Tag: Spicket River

  • Arlington Mill Reservoir

    There are two ponds that flow into the Spicket River that helped supply the Arlington Mills in Lawrence with its water.  Each pond has a unique history worthy of a closer look.  Arlington Mill Reservoir, or today just Arlington Pond, and Big Island Pond, which borders Derry, Atkinson and Hampstead, New Hampshire.  Big Island Pond flows into Arlington Pond, which then flows into the Spicket River, which powers the Arlington Mills before eventually flowing into the Merrimack River and ultimately the Atlantic Ocean.

    Arlington Pond occupies 269 acres and is located in Salem, New Hampshire.  In 1919, 100 years ago this year, Arlington Mills purchased the land surrounding and underneath what is now the pond.  The next year they began construction of a 48 foot tall dam, which they called the Wheeler Dam, after the Wheeler Mill that once occupied the site.  In 1923 they completed the dam and filled the reservoir.  In doing so a stretch of Old North Salem Road and the foundations for the original mill buildings were submerged.  That would be an interesting dive site.

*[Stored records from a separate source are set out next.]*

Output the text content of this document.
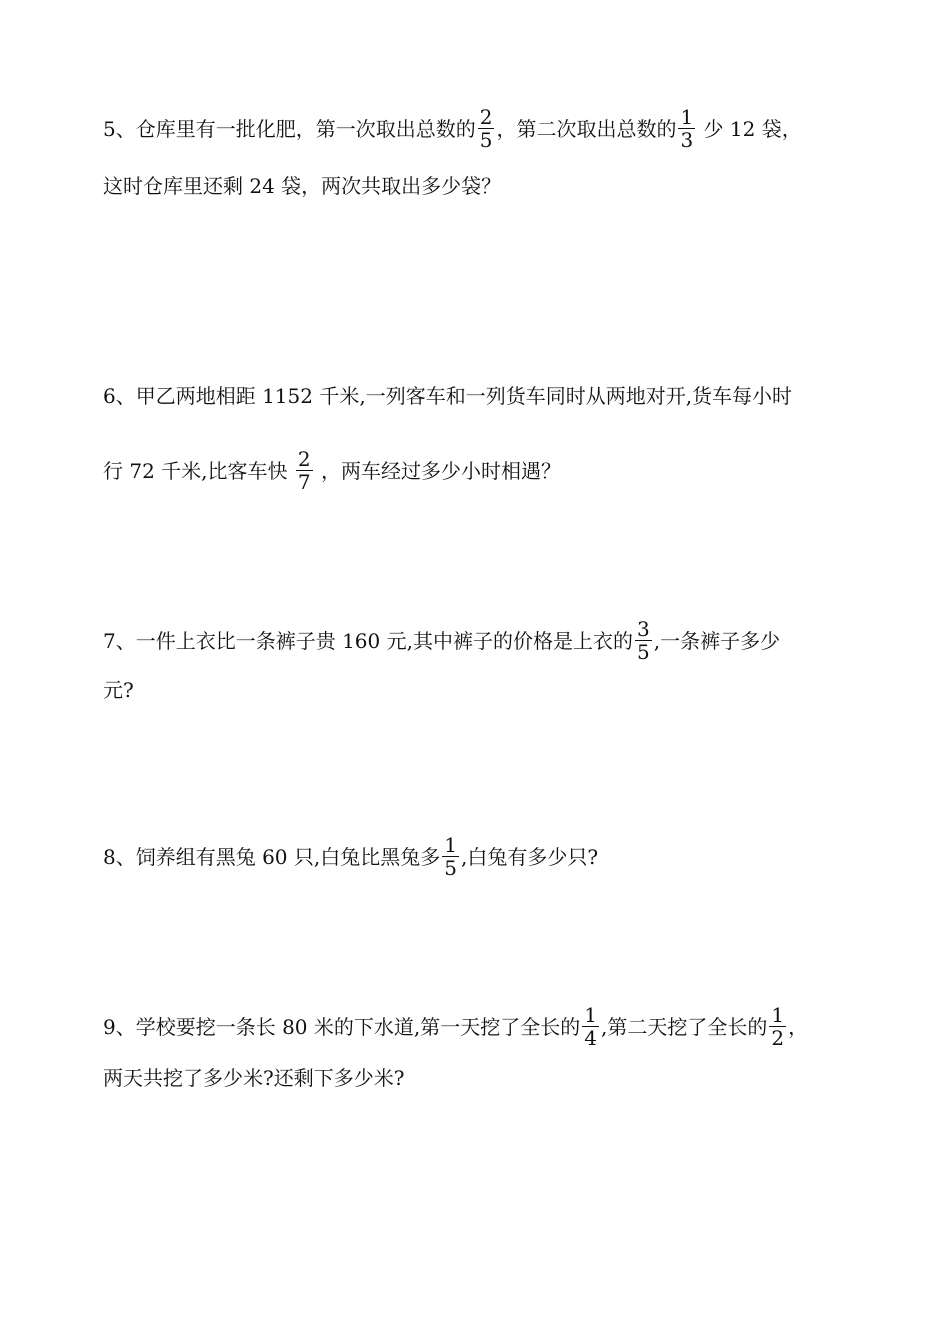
5、仓库里有一批化肥，第一次取出总数的 $\frac{2}{5}$ ，第二次取出总数的 $\frac{1}{3}$ 少 12 袋，
这时仓库里还剩 24 袋，两次共取出多少袋？
6、甲乙两地相距 1152 千米,一列客车和一列货车同时从两地对开,货车每小时
行 72 千米,比客车快 $\frac{2}{7}$ ，两车经过多少小时相遇？
7、一件上衣比一条裤子贵 160 元,其中裤子的价格是上衣的 $\frac{3}{5}$ ,一条裤子多少
元?
8、饲养组有黑兔 60 只,白兔比黑兔多 $\frac{1}{5}$ ,白兔有多少只?
9、学校要挖一条长 80 米的下水道,第一天挖了全长的 $\frac{1}{4}$ ,第二天挖了全长的 $\frac{1}{2}$ ，
两天共挖了多少米?还剩下多少米?
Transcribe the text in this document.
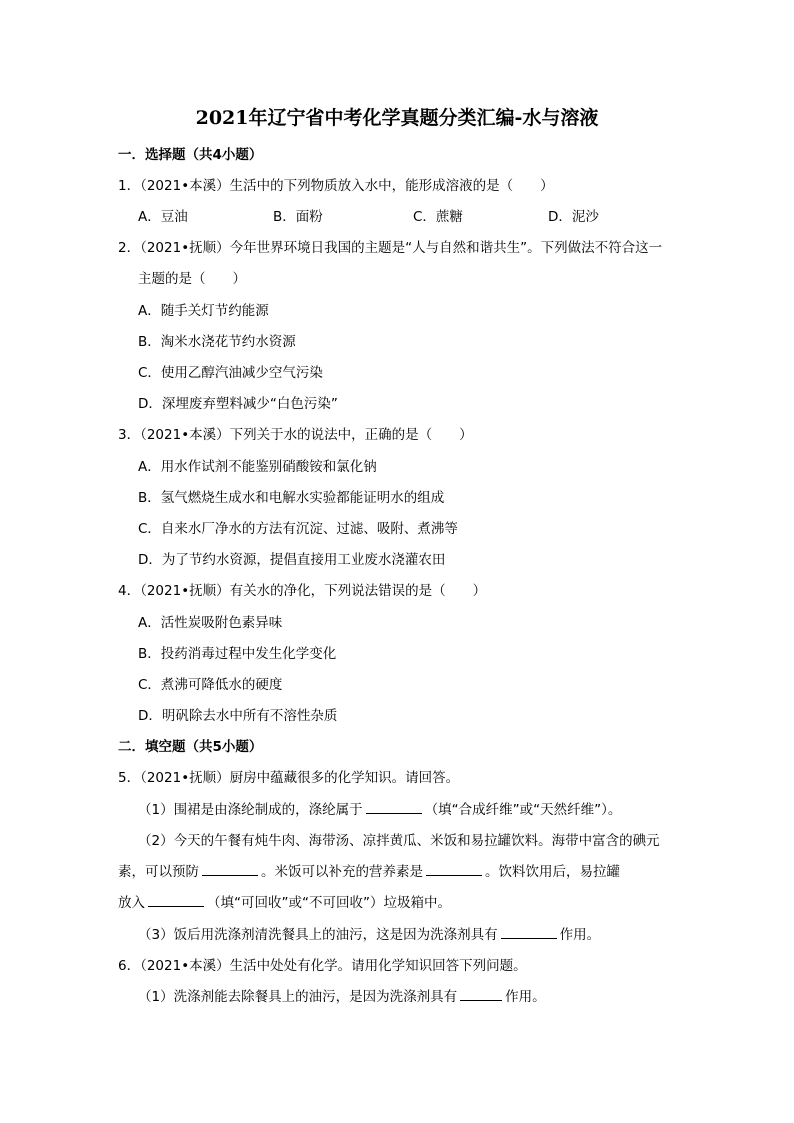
2021年辽宁省中考化学真题分类汇编-水与溶液
一．选择题（共4小题）
1．（2021•本溪）生活中的下列物质放入水中，能形成溶液的是（　　）
A．豆油	B．面粉	C．蔗糖	D．泥沙
2．（2021•抚顺）今年世界环境日我国的主题是“人与自然和谐共生”。下列做法不符合这一
主题的是（　　）
A．随手关灯节约能源
B．淘米水浇花节约水资源
C．使用乙醇汽油减少空气污染
D．深埋废弃塑料减少“白色污染”
3．（2021•本溪）下列关于水的说法中，正确的是（　　）
A．用水作试剂不能鉴别硝酸铵和氯化钠
B．氢气燃烧生成水和电解水实验都能证明水的组成
C．自来水厂净水的方法有沉淀、过滤、吸附、煮沸等
D．为了节约水资源，提倡直接用工业废水浇灌农田
4．（2021•抚顺）有关水的净化，下列说法错误的是（　　）
A．活性炭吸附色素异味
B．投药消毒过程中发生化学变化
C．煮沸可降低水的硬度
D．明矾除去水中所有不溶性杂质
二．填空题（共5小题）
5．（2021•抚顺）厨房中蕴藏很多的化学知识。请回答。
（1）围裙是由涤纶制成的，涤纶属于	（填“合成纤维”或“天然纤维”）。
（2）今天的午餐有炖牛肉、海带汤、凉拌黄瓜、米饭和易拉罐饮料。海带中富含的碘元
素，可以预防	。米饭可以补充的营养素是	。饮料饮用后，易拉罐
放入	（填“可回收”或“不可回收”）垃圾箱中。
（3）饭后用洗涤剂清洗餐具上的油污，这是因为洗涤剂具有	作用。
6．（2021•本溪）生活中处处有化学。请用化学知识回答下列问题。
（1）洗涤剂能去除餐具上的油污，是因为洗涤剂具有	作用。
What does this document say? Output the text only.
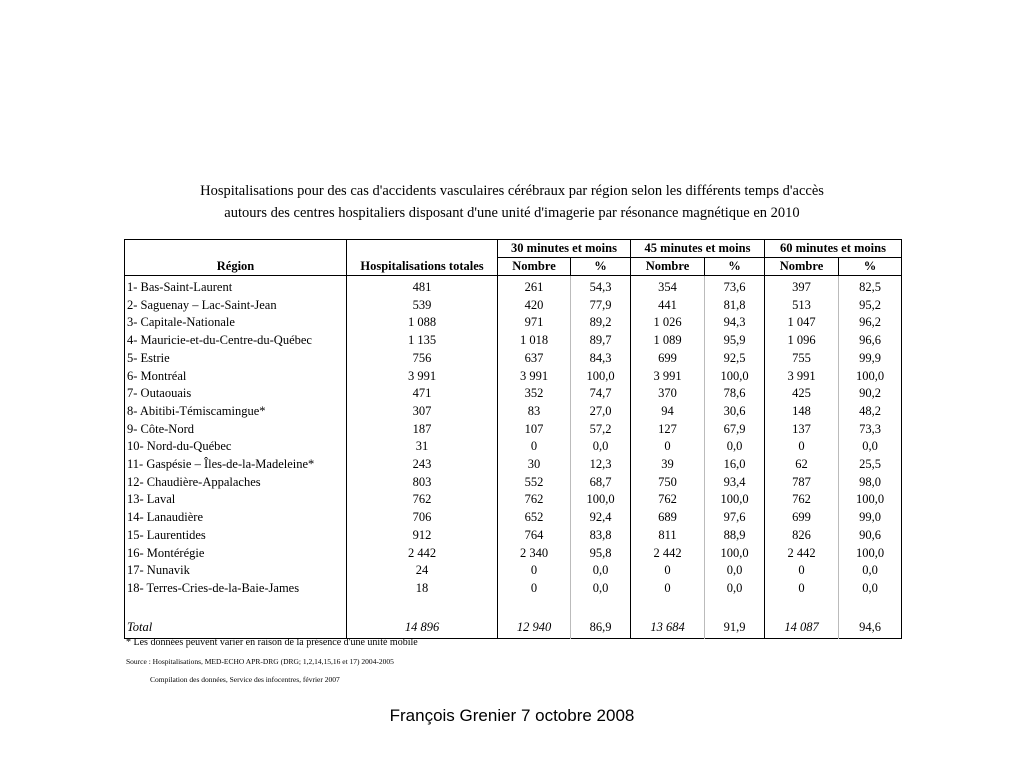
Hospitalisations pour des cas d'accidents vasculaires cérébraux par région selon les différents temps d'accès
autours des centres hospitaliers disposant d'une unité d'imagerie par résonance magnétique en 2010
		30 minutes et moins		45 minutes et moins		60 minutes et moins	
Région	Hospitalisations totales	Nombre	%	Nombre	%	Nombre	%
1- Bas-Saint-Laurent	481	261	54,3	354	73,6	397	82,5
2- Saguenay – Lac-Saint-Jean	539	420	77,9	441	81,8	513	95,2
3- Capitale-Nationale	1 088	971	89,2	1 026	94,3	1 047	96,2
4- Mauricie-et-du-Centre-du-Québec	1 135	1 018	89,7	1 089	95,9	1 096	96,6
5- Estrie	756	637	84,3	699	92,5	755	99,9
6- Montréal	3 991	3 991	100,0	3 991	100,0	3 991	100,0
7- Outaouais	471	352	74,7	370	78,6	425	90,2
8- Abitibi-Témiscamingue*	307	83	27,0	94	30,6	148	48,2
9- Côte-Nord	187	107	57,2	127	67,9	137	73,3
10- Nord-du-Québec	31	0	0,0	0	0,0	0	0,0
11- Gaspésie – Îles-de-la-Madeleine*	243	30	12,3	39	16,0	62	25,5
12- Chaudière-Appalaches	803	552	68,7	750	93,4	787	98,0
13- Laval	762	762	100,0	762	100,0	762	100,0
14- Lanaudière	706	652	92,4	689	97,6	699	99,0
15- Laurentides	912	764	83,8	811	88,9	826	90,6
16- Montérégie	2 442	2 340	95,8	2 442	100,0	2 442	100,0
17- Nunavik	24	0	0,0	0	0,0	0	0,0
18- Terres-Cries-de-la-Baie-James	18	0	0,0	0	0,0	0	0,0

Total	14 896	12 940	86,9	13 684	91,9	14 087	94,6
* Les données peuvent varier en raison de la présence d'une unité mobile
Source : Hospitalisations, MED-ECHO APR-DRG (DRG; 1,2,14,15,16 et 17) 2004-2005
Compilation des données, Service des infocentres, février 2007
François Grenier 7 octobre 2008
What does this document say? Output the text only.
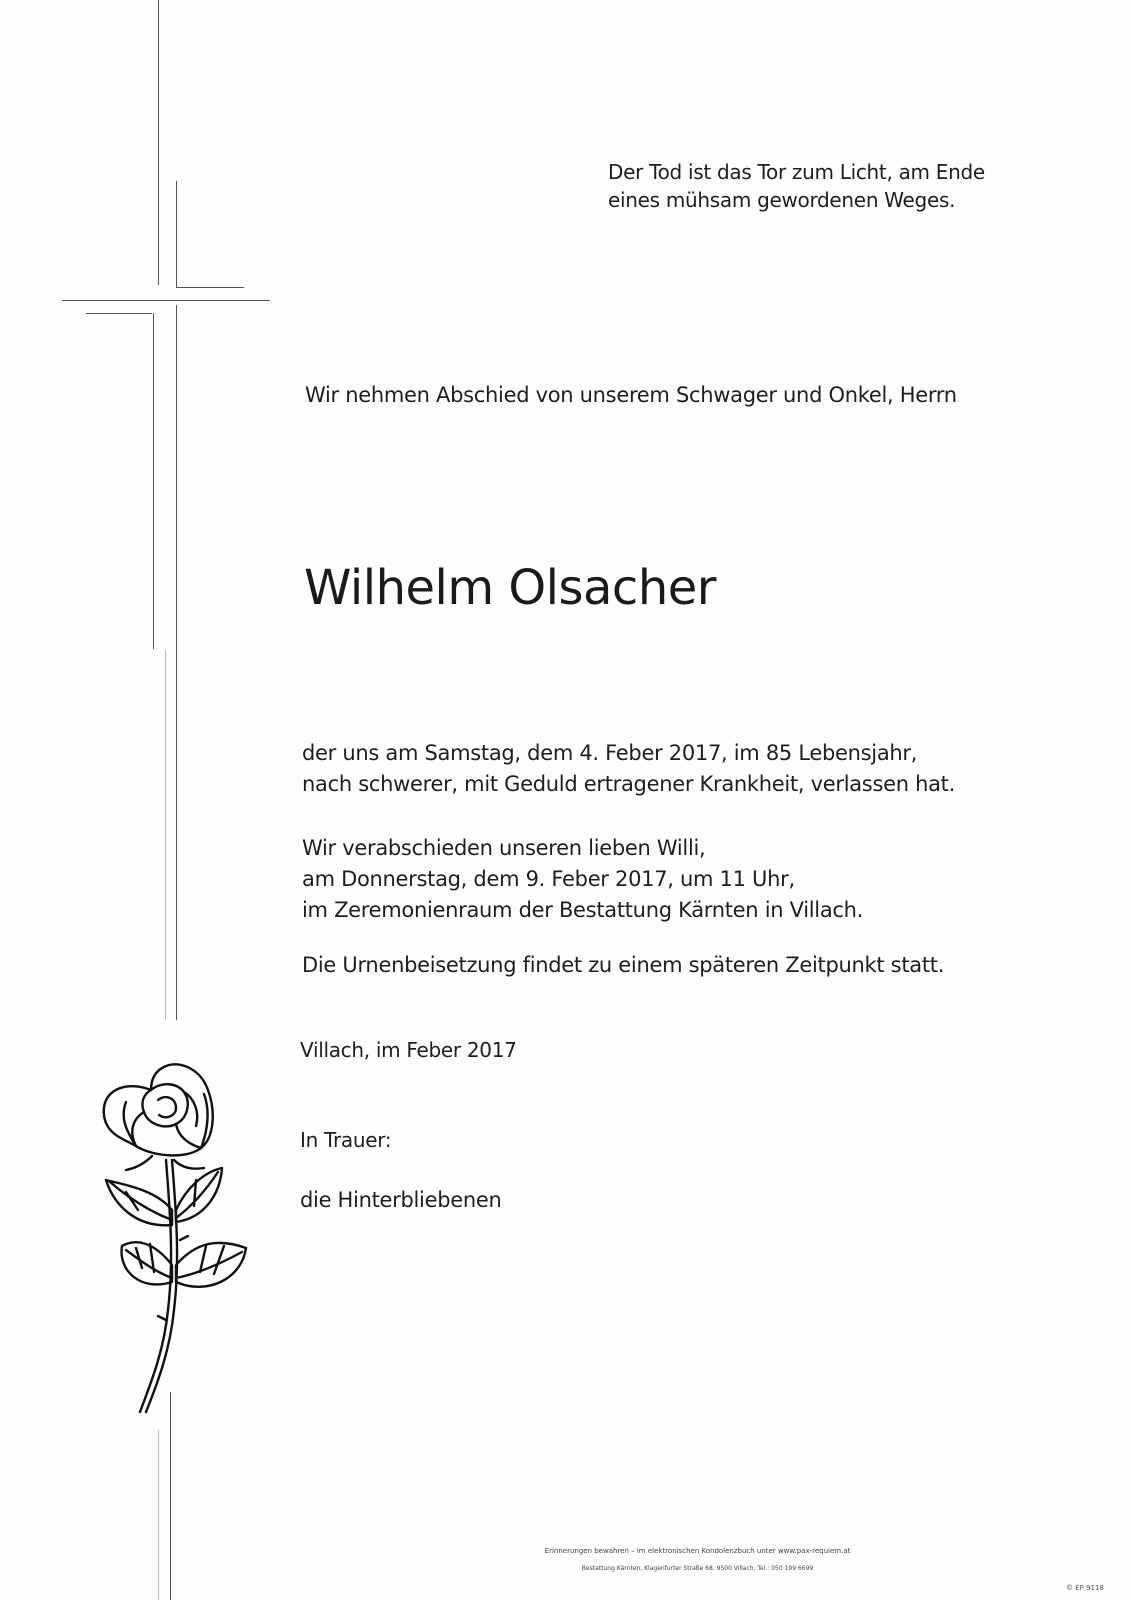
Der Tod ist das Tor zum Licht, am Ende
eines mühsam gewordenen Weges.
Wir nehmen Abschied von unserem Schwager und Onkel, Herrn
Wilhelm Olsacher
der uns am Samstag, dem 4. Feber 2017, im 85 Lebensjahr,
nach schwerer, mit Geduld ertragener Krankheit, verlassen hat.
Wir verabschieden unseren lieben Willi,
am Donnerstag, dem 9. Feber 2017, um 11 Uhr,
im Zeremonienraum der Bestattung Kärnten in Villach.
Die Urnenbeisetzung findet zu einem späteren Zeitpunkt statt.
Villach, im Feber 2017
In Trauer:
die Hinterbliebenen
Erinnerungen bewahren – im elektronischen Kondolenzbuch unter www.pax-requiem.at
Bestattung Kärnten, Klagenfurter Straße 68, 9500 Villach, Tel.: 050 199 6699
© EP 9118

    People bought the land around the lake.  According to the Arlington Pond Protective Association, “The land surrounding the lake was owned by Thomas Kittredge, Sr. He owned a coffee shop in Haverhill, Massachusetts and sold parcels of the land to his customers; the lots were nicknamed “Coffee Pot Lots”.” – APPA

    I don’t see Arlington Pond often, but I hear it.  Boats, fireworks, snowmobiles and ATV’s are loud enough at night that the sound travels to where I live.  I’m roughly halfway between Arlington Pond and Big Island Pond.  And while Arlington Pond is much more accessible from a viewing standpoint, I’ve spent much more time on and in Big Island Pond.  Where Arlington has built up around the entire  shoreline, Big Island Pond has a more rural feel thanks to the protected land at Governor’s Island.  But Arlington has it’s charms too.  At some point I’d like to get on the pond and go for a swim there. Then again, you might say that I’ve already swum in the water before it gets there.

  • Bloody Brook

    There’s a tiny brook that flows from Searles Pond near Holy Family Hospital and feeds into the Spicket River just before it in turn feeds the Merrimack River in Lawrence.  It’s name betrays a violent history, long before Lawrence and Methuen become heavily developed urban environments.  Google has led me a couple of times to a very useful site that details the history of Methuen and some of the surrounding area that once was part of Methuen.  You can Magenweb here.

    The name Bloody Brook was said by George Frederick, late town treasurer and authority on Indian lore, to come from a terrific battle between the Agawams and the Tarrantines in the days before the English settlement. As near as white men could tell after they came, about September 1615 the Tarrantine Indians of Maine had a poor harvest so they invaded the Merrimack Valley to raid the fields,and naturally the local Indians resisted as best they could. It is said that clubs and stone axes, rather than arrows, were found in this area, indicating the closeness of combat. 

    The Tarrantines were part of the larger Mi’kmaq tribe of coastal Native Americans who lived from Maine to Newfoundland.  For them to make the long trip down to what is now Methuen to raid the fields of the Agawam speaks to their desperation.  There is another famous Bloody Brook that points towards the better-known history of conflict between the white settlers and Native American population.We hear a lot about the encroachment of European settlers in the area and the conflicts that arose with the Native American population as a result.  The conflict between tribes is a lesser known, but no less violent history of the land we live on today.  Names like this dot the map, just waiting for someone to remember the ghosts who once inhabited this land.

     

  • Straightening the Spicket

    Straightening the Spicket

    The Spicket River flows from New Hampshire into the Merrimack River in Lawrence, Massachusetts.  The river has changed over the years, particularly during the explosive development of Lawrence and Methuen in the Industrial Revolution.  By the late 1880’s the City of Lawrence had enough of the typhoid breeding ground that the river had become and decided to straighten the river.  Looking at the first map from the 1850’s followed by a Google map from 2018 you see just how much they changed the Spicket River in the Lawrence stretch.

    Unfortunately, they didn’t dig the channel deep enough and the river bed can’t handle the floodwater that were once absorbed by the natural flow of the meandering river that once flowed through the city.      Heavy rains combined with spring melt-off creates a flood plain that makes some areas of the city impassible.  Perhaps no place carries this burden more than Central Catholic High School, which sits right where the the flood plain once acted as a sponge for the river.  The city doesn’t seem to be in a hurry to correct the situation, so every few years there’s a lake where the CCHS parking lot once was.  The price of progress, or the price of poor engineering?